Regency Short Stays
The first addition to my 2022 Regency Ensemble Project is the short stays. These were worn by women to encourage and accentuate the much-desired, columnar figure. There are many wonderful posts done by others on the origin of the short stays, as well as the different variations of them.
Drafting the Pattern
I know I said I was going to use the Redthreaded short stays pattern, but in the end, I decided on drafting my own from instructions instead. (This was mostly because I was bored over Christmas and couldn't bring myself to wait for the pattern to be shipped). I used the same pattern drafting instructions I used to make my first pair of stays (and first Regency project ever).
I've found over both times using them that the pattern instructions I used are very helpful for the foundation of the pattern, but, at least in my experience, need to be tweaked quite a bit to make the finished result. Now, when using pattern instructions provided by someone else, constructed with their specific measurements, this is to be expected to some extent. I would just advise having a very clear idea of what you would like your stays to look like and making adjustments from there. Overall, however, I cannot say I would have been able to draft the stays without the instructions and do recommend them if you plan on attempting your own.
The Tweaks
I changed the original pattern to be a few (2) inches longer than the original pattern suggested, lengthening the gussets to coincide with the new measurements. Additionally, I adjusted the armscye to be a bit wider. I found fairly consistently that my measurements caused my pattern to have a slight difference in shape, creating inconsistencies when it was time to draft the gussets. I worked around this by guesstimating ratios and reapplying them with my own measurements. Looking back, I wish I had done more mock-ups and fittings to make sure the gussets were the right size, as they turned out a tad big on top. I also removed the protruding tabs the original pattern had called for to connect the front part of the strap to the back part of the strap. I did this to avoid binding more curves.
Construction
After some mock-ups, I began the stays by cutting the pattern pieces from two layers of a simple white cotton, and one layer of unbleached cotton drill. I considered using canvas for this layer (for extra strength), but after hearing the story of my grandma attempting to sew a sailboat sail (it did not end well), I decided against it.

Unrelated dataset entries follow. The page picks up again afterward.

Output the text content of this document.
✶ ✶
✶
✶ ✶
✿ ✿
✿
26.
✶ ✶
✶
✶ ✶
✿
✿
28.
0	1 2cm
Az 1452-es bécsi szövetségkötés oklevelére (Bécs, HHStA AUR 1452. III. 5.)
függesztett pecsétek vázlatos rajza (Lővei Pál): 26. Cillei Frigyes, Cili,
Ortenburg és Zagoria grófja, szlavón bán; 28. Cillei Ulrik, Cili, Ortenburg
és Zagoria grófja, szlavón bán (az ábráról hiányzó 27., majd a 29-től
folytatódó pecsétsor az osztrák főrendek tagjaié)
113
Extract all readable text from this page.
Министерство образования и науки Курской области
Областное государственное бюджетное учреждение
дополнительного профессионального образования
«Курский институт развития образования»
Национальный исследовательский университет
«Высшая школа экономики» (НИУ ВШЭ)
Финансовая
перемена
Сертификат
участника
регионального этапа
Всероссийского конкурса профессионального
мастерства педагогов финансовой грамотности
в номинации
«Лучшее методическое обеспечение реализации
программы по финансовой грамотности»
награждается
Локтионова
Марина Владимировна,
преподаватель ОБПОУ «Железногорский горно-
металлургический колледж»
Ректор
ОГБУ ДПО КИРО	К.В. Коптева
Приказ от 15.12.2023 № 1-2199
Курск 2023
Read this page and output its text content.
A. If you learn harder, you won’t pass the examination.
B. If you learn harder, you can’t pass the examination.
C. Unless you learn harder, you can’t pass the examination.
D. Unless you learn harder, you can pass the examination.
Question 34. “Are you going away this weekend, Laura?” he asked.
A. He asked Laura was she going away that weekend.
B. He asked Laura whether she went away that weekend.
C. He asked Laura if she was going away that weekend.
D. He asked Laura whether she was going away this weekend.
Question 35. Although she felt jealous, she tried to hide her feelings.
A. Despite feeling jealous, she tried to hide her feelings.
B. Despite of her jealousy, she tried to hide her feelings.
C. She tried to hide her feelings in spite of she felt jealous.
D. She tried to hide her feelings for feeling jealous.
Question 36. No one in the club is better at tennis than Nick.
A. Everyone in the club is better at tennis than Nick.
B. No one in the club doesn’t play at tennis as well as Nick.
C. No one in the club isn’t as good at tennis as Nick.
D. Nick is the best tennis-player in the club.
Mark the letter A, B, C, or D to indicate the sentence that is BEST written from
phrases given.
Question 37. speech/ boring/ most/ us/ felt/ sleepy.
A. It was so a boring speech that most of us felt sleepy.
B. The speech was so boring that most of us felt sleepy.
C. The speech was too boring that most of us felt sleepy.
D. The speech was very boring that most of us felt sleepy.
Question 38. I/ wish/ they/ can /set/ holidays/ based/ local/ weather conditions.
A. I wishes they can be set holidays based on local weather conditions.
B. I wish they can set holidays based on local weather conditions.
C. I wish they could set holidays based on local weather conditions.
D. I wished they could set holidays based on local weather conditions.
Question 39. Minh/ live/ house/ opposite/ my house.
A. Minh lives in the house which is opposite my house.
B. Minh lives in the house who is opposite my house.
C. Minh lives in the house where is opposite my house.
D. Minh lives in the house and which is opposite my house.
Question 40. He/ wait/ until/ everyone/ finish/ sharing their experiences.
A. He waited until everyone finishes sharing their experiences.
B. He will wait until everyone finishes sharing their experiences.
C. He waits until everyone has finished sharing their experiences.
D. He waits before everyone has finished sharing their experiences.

The gussets (cue traumatic memories) should have been easy considering it was my third time. This assumption, however, proved untrue. I sewed twelve gussets in total, completing each layer of fabric individually so I could baste them together later on. If you or someone you know is struggling with gusset failure, or feelings of inadequate gussets, know that yes, that last bit of frayed edge at the bottom center will definitely always be there. My solution to this, as well as any other problems that might arise, was stitching over it. I added reinforcement stitches to the problem areas. I will insert a link here to a good gusset tutorial.
After completing all three layers of the stays, I basted them together by hand. This made them easier to bind. I then inserted my plastic boning (true historical accuracy in this case was illegal) and connected the back straps to the back pieces with flat felled seams.
Once I had done this, it was time to hand stitch the bias binding. I chose to go forego the machine for this particular step because I wanted it to look as clean as possible. My only regret with the binding was not being more careful on the curves and mitered corners, as they turned out a bit bunched. I was originally going to use a ready-made bias binding, however, like almost all good things, it contained polyester. I purchased a yard of white cotton and made my own. (I later discovered that the thread I was using also contained polyester, but we are going to pretend, for the purposes of my continued sanity, that this was not the case) (apparently, I decided to overlook machine stitching).
After the binding was added, I handstitched the eyelets. Because the back straps are not connected to the front of the stays, there ended up being sixteen. A good eyelet sewing tutorial can be found here. I used two strings of embroidery floss.
The End Result
I like the 2022 version of my short stays the best. Lack of a thimble did result in some bloodstains (I'll have to find a tutorial for removing those, as well) but they are small.